According to Guillermo Cochez, an  ex-ambassador to the Organization of American States (OAS), Salazar told U.S. officials that Chávez died in December 2012 — not March 2013 — this week, after he was confirmed to have arrived in the United States to work on an indictment in the New York Southern District Court against Cabello.

The tweet reads: “Leamsy Salazar confirms that Chavez died at 7:32 PM on 30 Dec 12. How many lies have they told to hide that he was dead. Shameless.”

Argentine news outlet Infobae notes that, if this allegation is true, the current Venezuelan government would have to explain who approved dozens of legislative initiatives and executive orders previously believed to have been signed by Chávez between December and March 5, the date of his official death. “Those in charge of this public manipulation would have benefitted politically and economically with the signing of mandates allegedly validated by the dead commander,” the paper reports.

As head of Chávez’s security services, Salazar held a beloved position in the dead leader’s private court. In footage from Chávez’s multi-hour television program Aló Presidente unearthed by Latin American media sources, Chávez can be seen heaping praise on Salazar as a “humble and great soldier of our marine forces.”

The Venezuelan government has not responded to the allegations regarding Chávez’s death, but have responded to the cartel accusation. Salazar is planning to testify in New York, according to reports, that Cabello is the capo of the Cartel de los Soles, named after the Venezuelan military uniform due to the high number of members believed to also be serving in Venezuela’s armed forces. The Cartel de los Soles specializes in trafficking cocaine in Venezuela, Colombia, Mexico, and the United States. The government of Cuba has also been implicated in aiding Cartel members with finding trade routes in the Caribbean less accessible to law enforcement.

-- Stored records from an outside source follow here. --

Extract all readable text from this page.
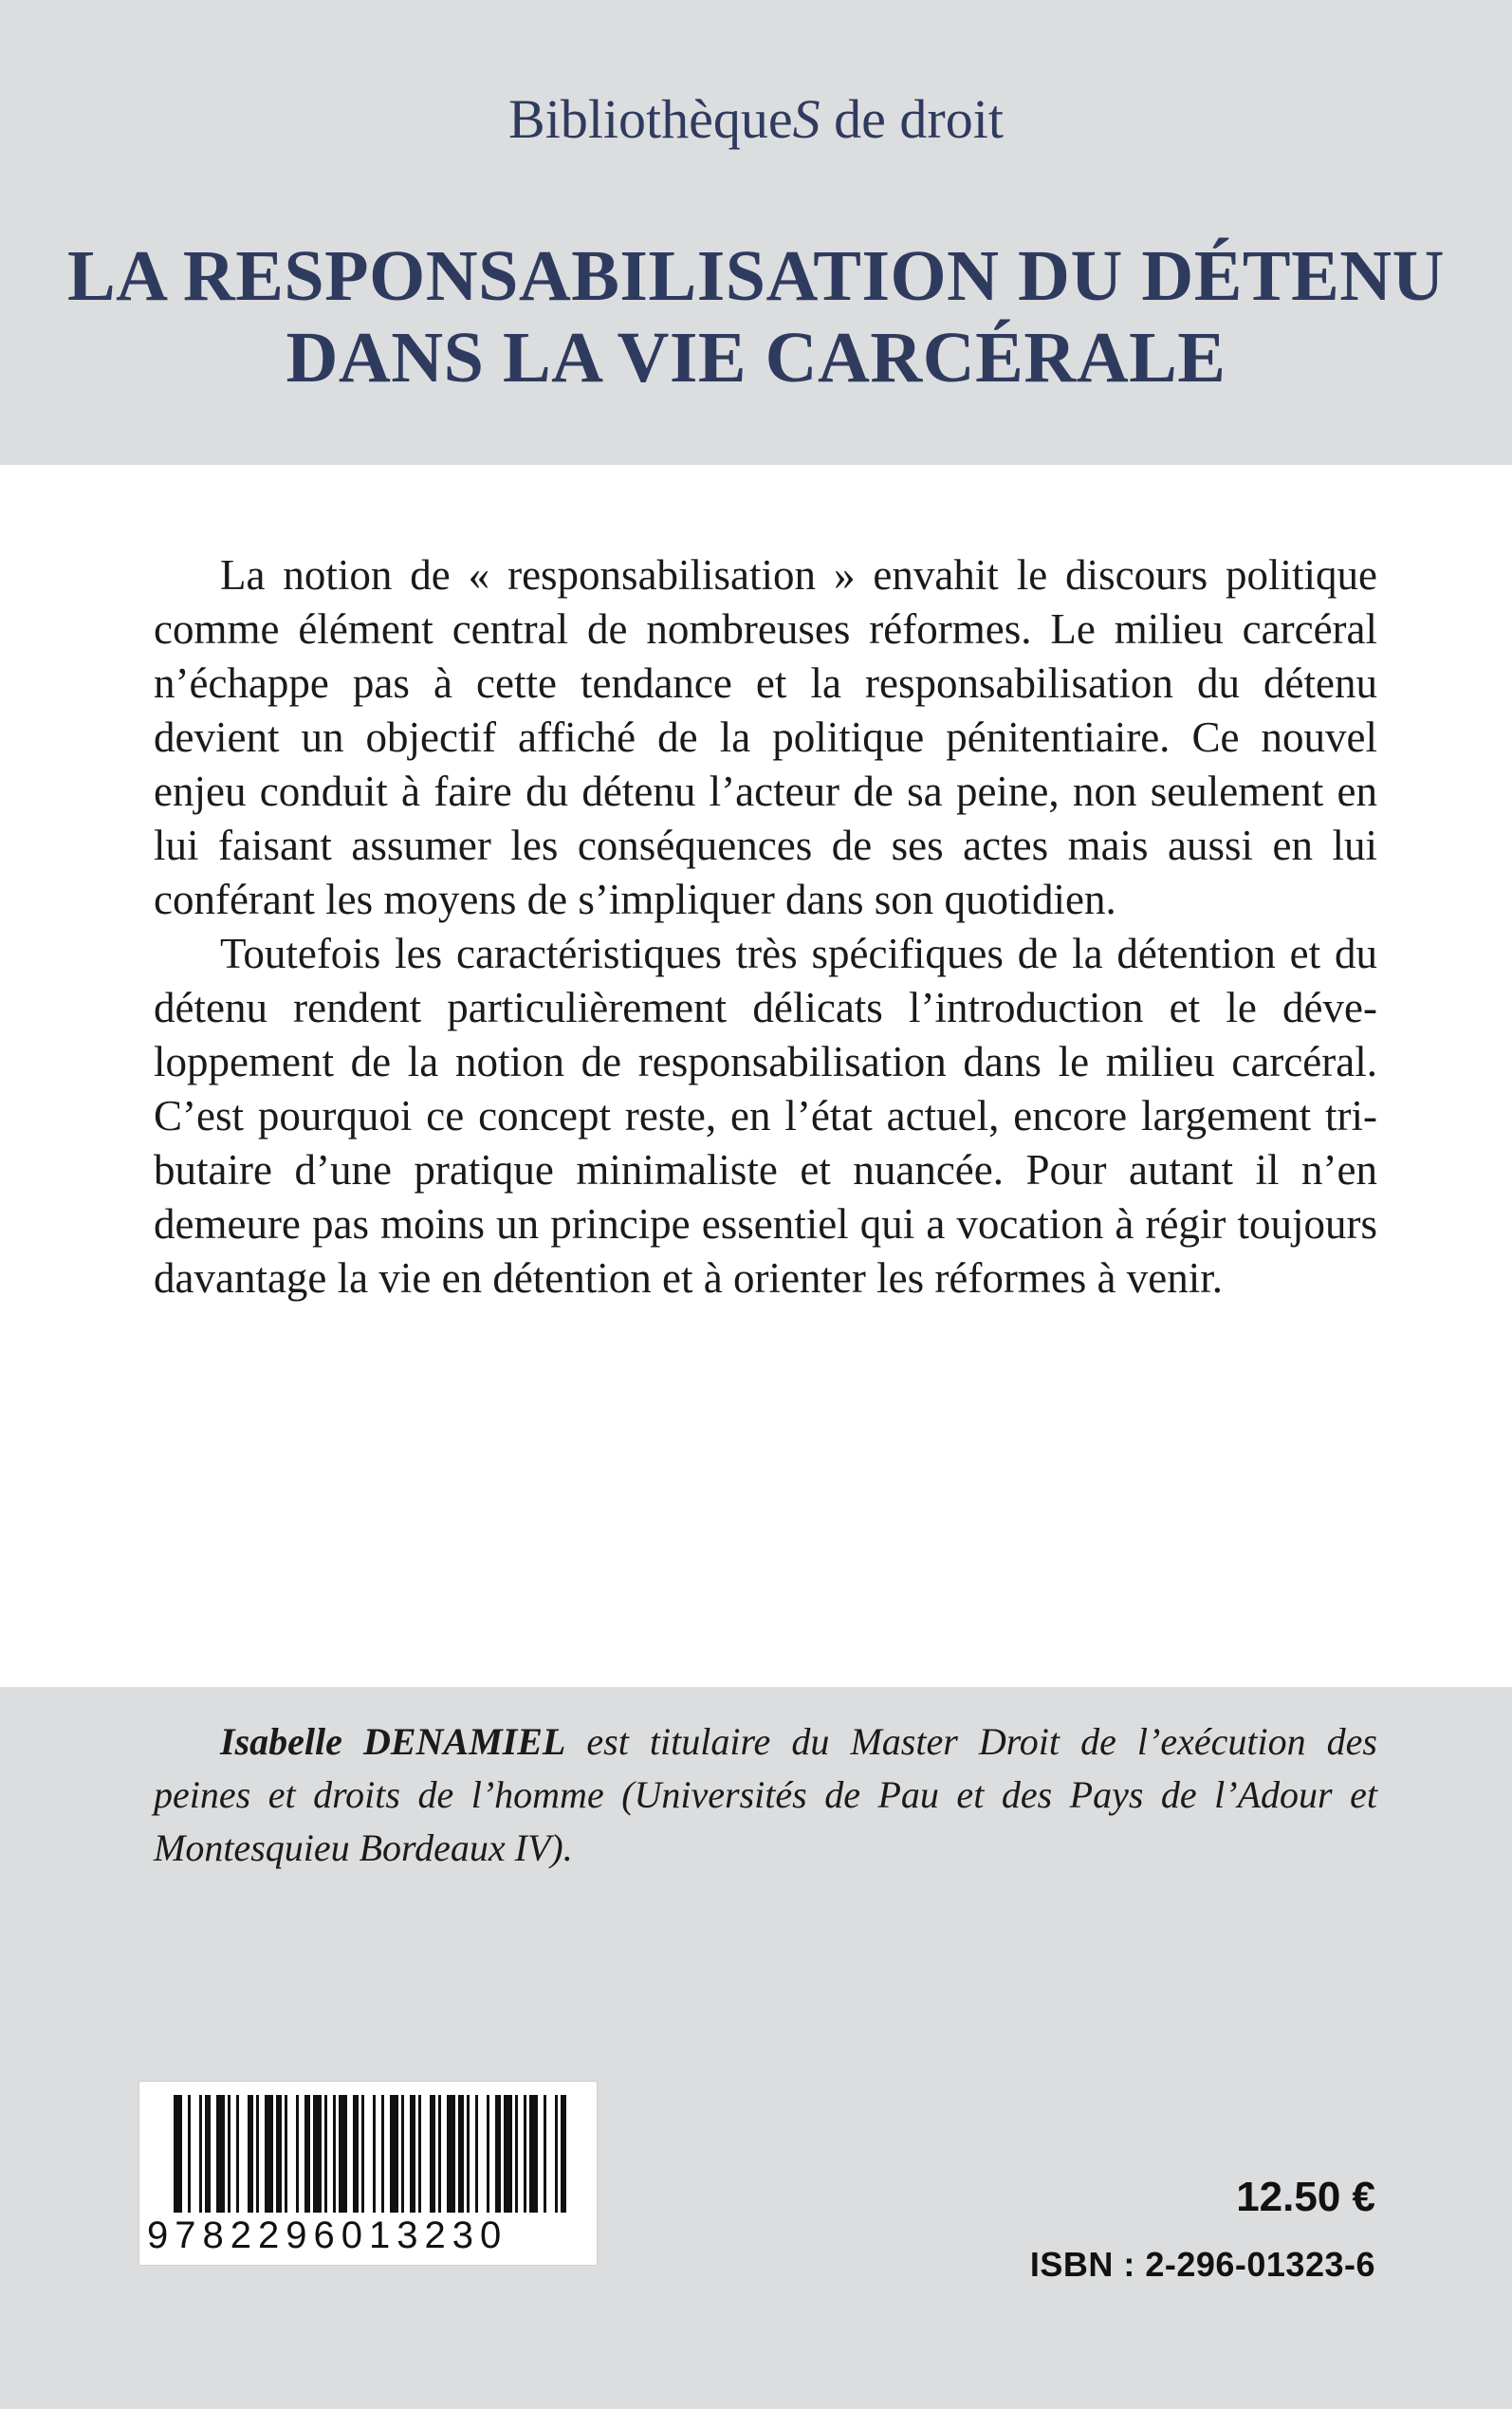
BibliothèqueS de droit
LA RESPONSABILISATION DU DÉTENU
DANS LA VIE CARCÉRALE

La notion de « responsabilisation » envahit le discours politique comme élément central de nombreuses réformes. Le milieu carcéral n’échappe pas à cette tendance et la responsabilisation du détenu devient un objectif affiché de la politique pénitentiaire. Ce nouvel enjeu conduit à faire du détenu l’acteur de sa peine, non seulement en lui faisant assumer les conséquences de ses actes mais aussi en lui conférant les moyens de s’impliquer dans son quotidien.

Toutefois les caractéristiques très spécifiques de la détention et du détenu rendent particulièrement délicats l’introduction et le développement de la notion de responsabilisation dans le milieu carcéral. C’est pourquoi ce concept reste, en l’état actuel, encore largement tributaire d’une pratique minimaliste et nuancée. Pour autant il n’en demeure pas moins un principe essentiel qui a vocation à régir toujours davantage la vie en détention et à orienter les réformes à venir.

Isabelle DENAMIEL est titulaire du Master Droit de l’exécution des peines et droits de l’homme (Universités de Pau et des Pays de l’Adour et Montesquieu Bordeaux IV).
9782296013230
12.50 €
ISBN : 2-296-01323-6
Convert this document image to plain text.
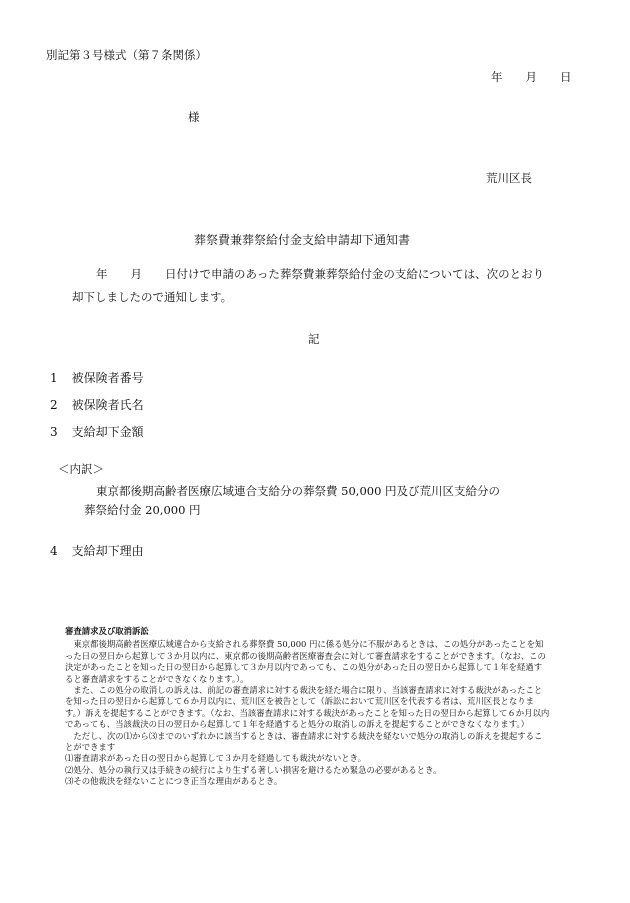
別記第３号様式（第７条関係）
年　　月　　日
様
荒川区長
葬祭費兼葬祭給付金支給申請却下通知書
年　　月　　日付けで申請のあった葬祭費兼葬祭給付金の支給については、次のとおり
却下しましたので通知します。
記
1 被保険者番号
2 被保険者氏名
3 支給却下金額
＜内訳＞
東京都後期高齢者医療広域連合支給分の葬祭費 50,000 円及び荒川区支給分の
葬祭給付金 20,000 円
4 支給却下理由
審査請求及び取消訴訟

東京都後期高齢者医療広域連合から支給される葬祭費 50,000 円に係る処分に不服があるときは、この処分があったことを知った日の翌日から起算して３か月以内に、東京都の後期高齢者医療審査会に対して審査請求をすることができます。（なお、この決定があったことを知った日の翌日から起算して３か月以内であっても、この処分があった日の翌日から起算して１年を経過すると審査請求をすることができなくなります。）。

また、この処分の取消しの訴えは、前記の審査請求に対する裁決を経た場合に限り、当該審査請求に対する裁決があったことを知った日の翌日から起算して６か月以内に、荒川区を被告として（訴訟において荒川区を代表する者は、荒川区長となります。）訴えを提起することができます。（なお、当該審査請求に対する裁決があったことを知った日の翌日から起算して６か月以内であっても、当該裁決の日の翌日から起算して１年を経過すると処分の取消しの訴えを提起することができなくなります。）

ただし、次の⑴から⑶までのいずれかに該当するときは、審査請求に対する裁決を経ないで処分の取消しの訴えを提起することができます

⑴審査請求があった日の翌日から起算して３か月を経過しても裁決がないとき。

⑵処分、処分の執行又は手続きの続行により生ずる著しい損害を避けるため緊急の必要があるとき。

⑶その他裁決を経ないことにつき正当な理由があるとき。
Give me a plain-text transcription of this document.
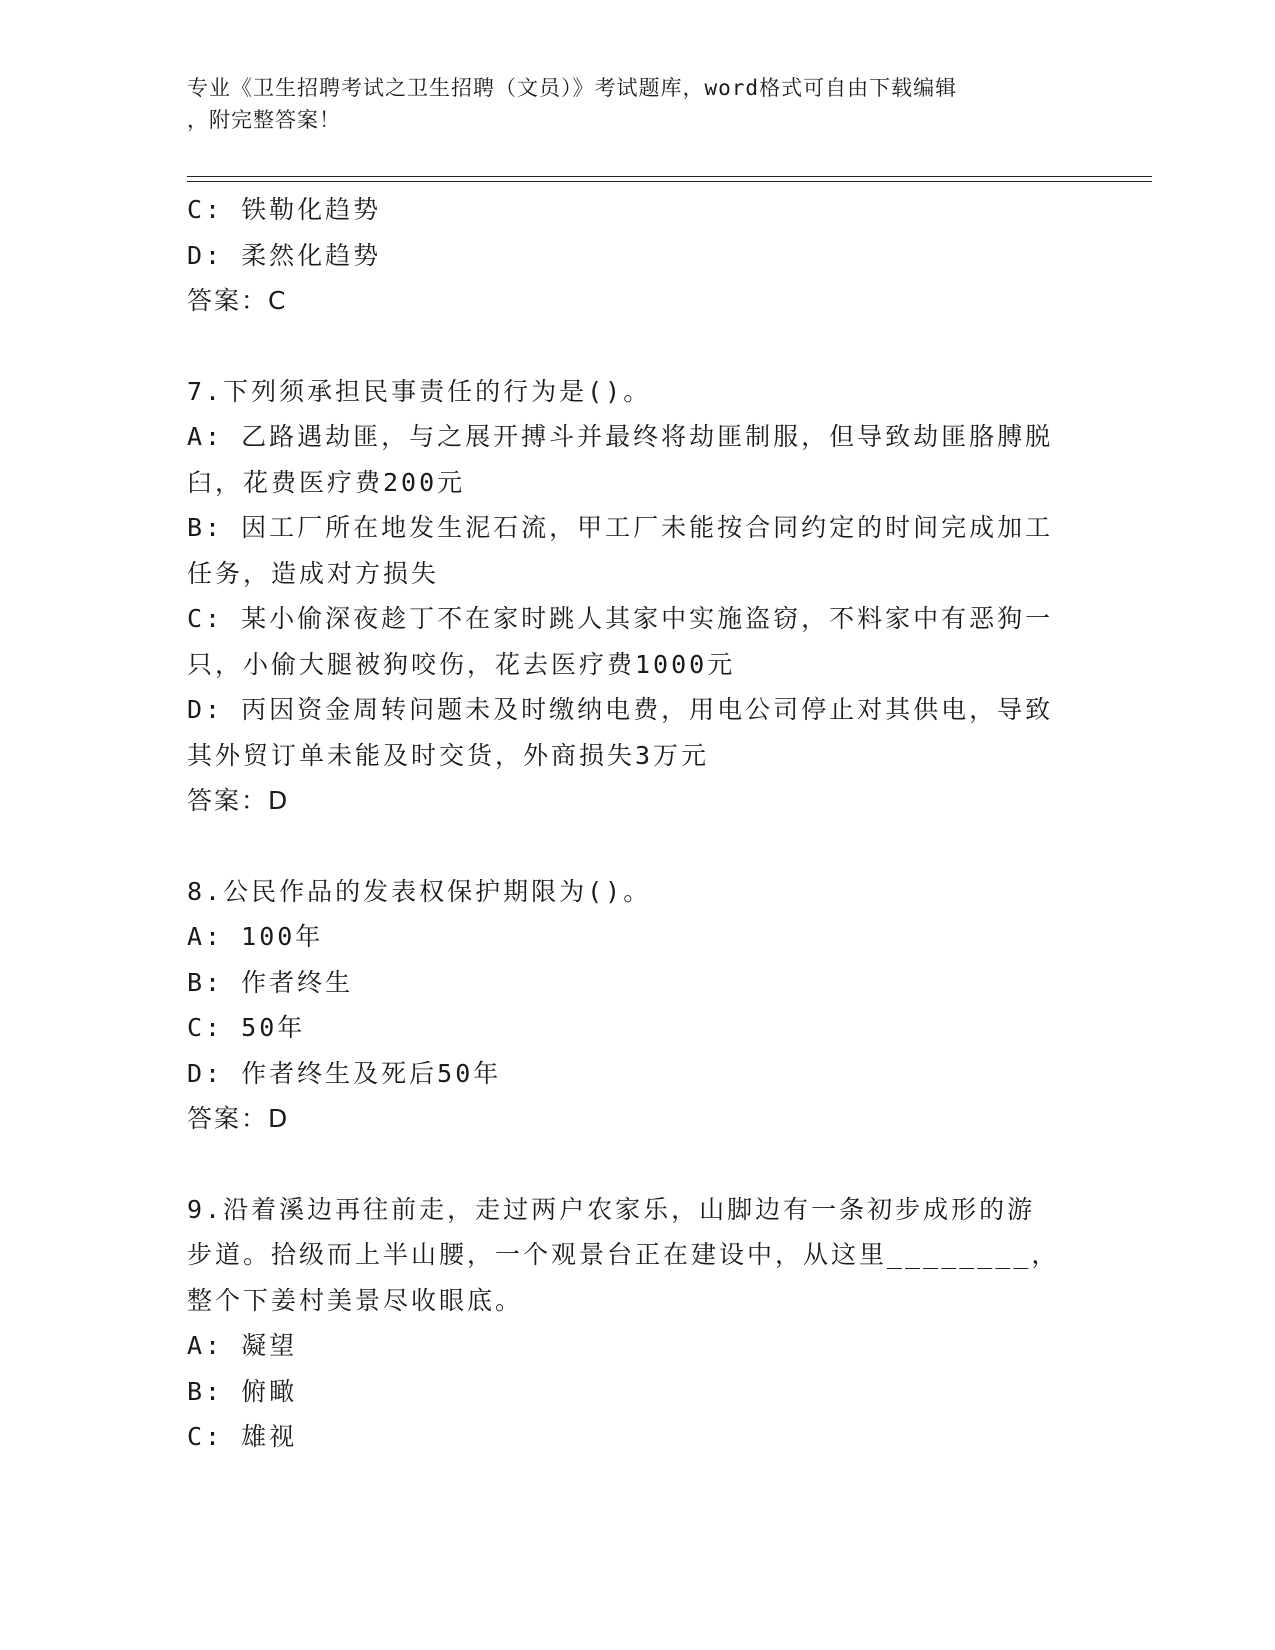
专业《卫生招聘考试之卫生招聘（文员）》考试题库，word格式可自由下载编辑
，附完整答案！
C: 铁勒化趋势
D: 柔然化趋势
答案：C
7.下列须承担民事责任的行为是()。
A: 乙路遇劫匪，与之展开搏斗并最终将劫匪制服，但导致劫匪胳膊脱
臼，花费医疗费200元
B: 因工厂所在地发生泥石流，甲工厂未能按合同约定的时间完成加工
任务，造成对方损失
C: 某小偷深夜趁丁不在家时跳人其家中实施盗窃，不料家中有恶狗一
只，小偷大腿被狗咬伤，花去医疗费1000元
D: 丙因资金周转问题未及时缴纳电费，用电公司停止对其供电，导致
其外贸订单未能及时交货，外商损失3万元
答案：D
8.公民作品的发表权保护期限为()。
A: 100年
B: 作者终生
C: 50年
D: 作者终生及死后50年
答案：D
9.沿着溪边再往前走，走过两户农家乐，山脚边有一条初步成形的游
步道。拾级而上半山腰，一个观景台正在建设中，从这里________，
整个下姜村美景尽收眼底。
A: 凝望
B: 俯瞰
C: 雄视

“Imperialist hands are behind this,” said President Nicolás Maduro of the allegations in a trademark extensive speech Tuesday, warning, “A hell of solitude awaits whoever betrays the revolution.”

U.S. State Department officials have not remarked on the Salazar comments in detail, but William Brownfield, the State Department’s top anti-narcotics official, has not ruled out the veracity of Salazar’s alleged testimony. Salazar’s claim, Brownfield told the press, “is not inconsistent with that narrative. That is as far as I am inclined to go.”

In addition to Salazar, eight other members of President Maduro’s personal security force have deserted Venezuela and defected to the United States, according to reports in Venezuelan newspaper El Nacional.